Das Projekt FEAR ist ein wichtiger Schritt auf dem Weg zu einem besseren Verständnis von Erdbeben und einer effektiveren Risikoprävention. Es zeigt, wie durch innovative Forschung und internationale Zusammenarbeit wichtige Beiträge zur Sicherheit der Bevölkerung geleistet werden können. (Lesen Sie auch: Atlético Madrid – Ath. Bilbao: gegen Athletic:…)
Häufig gestellte Fragen zu Erdbeben Schweiz
Warum führen Forschende in der Schweiz künstliche Erdbeben durch?
Forschende lösen in der Schweiz künstliche Erdbeben aus, um die Mechanismen von Erdbeben besser zu verstehen. Durch die Analyse des Gesteinsverhaltens während der Beben wollen sie Erkenntnisse für die Vorhersage natürlicher Erdbeben gewinnen und Risiken frühzeitig erkennen. Das Projekt FEAR im Bedretto-Felslabor ist ein Beispiel dafür.
Wo genau finden die künstlichen Erdbeben in der Schweiz statt?
Die künstlichen Erdbeben werden im Bedretto-Felslabor durchgeführt, das sich tief im Gotthardmassiv im Kanton Tessin befindet. Das Felslabor bietet ideale Bedingungen für solche Experimente, da es den Forschern ermöglicht, Messungen direkt im Gestein vorzunehmen und die Auswirkungen der Beben genau zu analysieren.
Sind die künstlichen Erdbeben in der Schweiz gefährlich für die Bevölkerung?
Nein, die künstlichen Erdbeben, die im Rahmen des Projekts FEAR ausgelöst werden, sind nicht gefährlich für die Bevölkerung. Sie haben eine sehr geringe Magnitude, sodass sie an der Oberfläche kaum spürbar sind.
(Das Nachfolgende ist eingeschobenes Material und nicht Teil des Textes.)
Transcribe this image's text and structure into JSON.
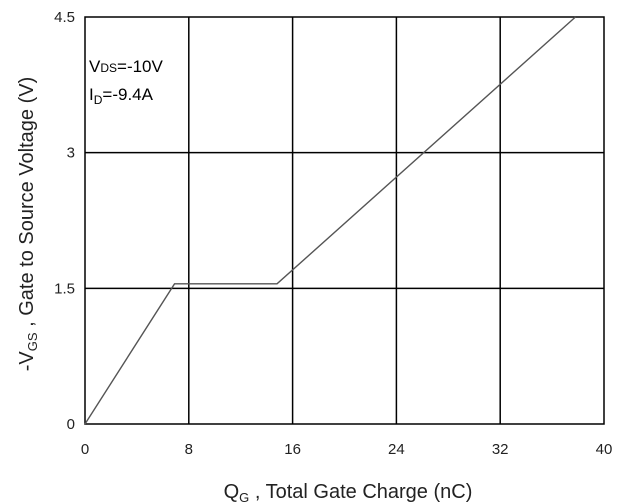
{
  "chart_data": {
    "type": "line",
    "xlabel": {
      "main": "Q",
      "sub": "G",
      "rest": " , Total Gate Charge (nC)"
    },
    "ylabel": {
      "pre": "-V",
      "sub": "GS",
      "rest": " , Gate to Source Voltage (V)"
    },
    "xlim": [
      0,
      40
    ],
    "ylim": [
      0,
      4.5
    ],
    "x_ticks": [
      0,
      8,
      16,
      24,
      32,
      40
    ],
    "y_ticks": [
      0,
      1.5,
      3,
      4.5
    ],
    "x_tick_labels": [
      "0",
      "8",
      "16",
      "24",
      "32",
      "40"
    ],
    "y_tick_labels": [
      "0",
      "1.5",
      "3",
      "4.5"
    ],
    "grid": true,
    "annotations": [
      {
        "main": "V",
        "sub": "DS",
        "rest": "=-10V"
      },
      {
        "main": "I",
        "sub": "D",
        "rest": "=-9.4A"
      }
    ],
    "series": [
      {
        "x": [
          0,
          6.9,
          14.8,
          37.8
        ],
        "y": [
          0,
          1.55,
          1.55,
          4.5
        ]
      }
    ]
  }
}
Es werden alle Sicherheitsvorkehrungen getroffen, um jegliche Gefährdung auszuschliessen.
Welche Erkenntnisse erhoffen sich die Forschenden von den künstlichen Erdbeben?
Die Forschenden erhoffen sich von den künstlichen Erdbeben ein besseres Verständnis der Prozesse bei der Entstehung und Ausbreitung von Erdbeben. Sie wollen Muster im Verhalten des Gesteins finden, die Rückschlüsse auf die Ursachen von Erdbeben zulassen und die Vorhersage von Erdbeben verbessern. (Lesen Sie auch: Atlético Madrid – Ath. Bilbao: gegen Athletic:…)
Wie häufig kommt es in der Schweiz zu natürlichen Erdbeben?
Die Schweiz ist zwar kein ausgesprochenes Erdbebengebiet, dennoch gibt es immer wieder spürbare Erdbeben. Im Durchschnitt werden in der Schweiz jährlich mehrere hundert Erdbeben registriert, die meisten davon sind jedoch so schwach, dass sie von der Bevölkerung nicht wahrgenommen werden. Stärkere Erdbeben sind seltener.
Weitere Informationen zum Thema Erdbeben Schweiz finden Sie auf der Webseite des Schweizerischen Erdbebendienstes (SED).
Ein ausführlicher Artikel zum Thema findet sich auch bei Spiegel Online.
Auch T-Online berichtete über das Projekt Fear.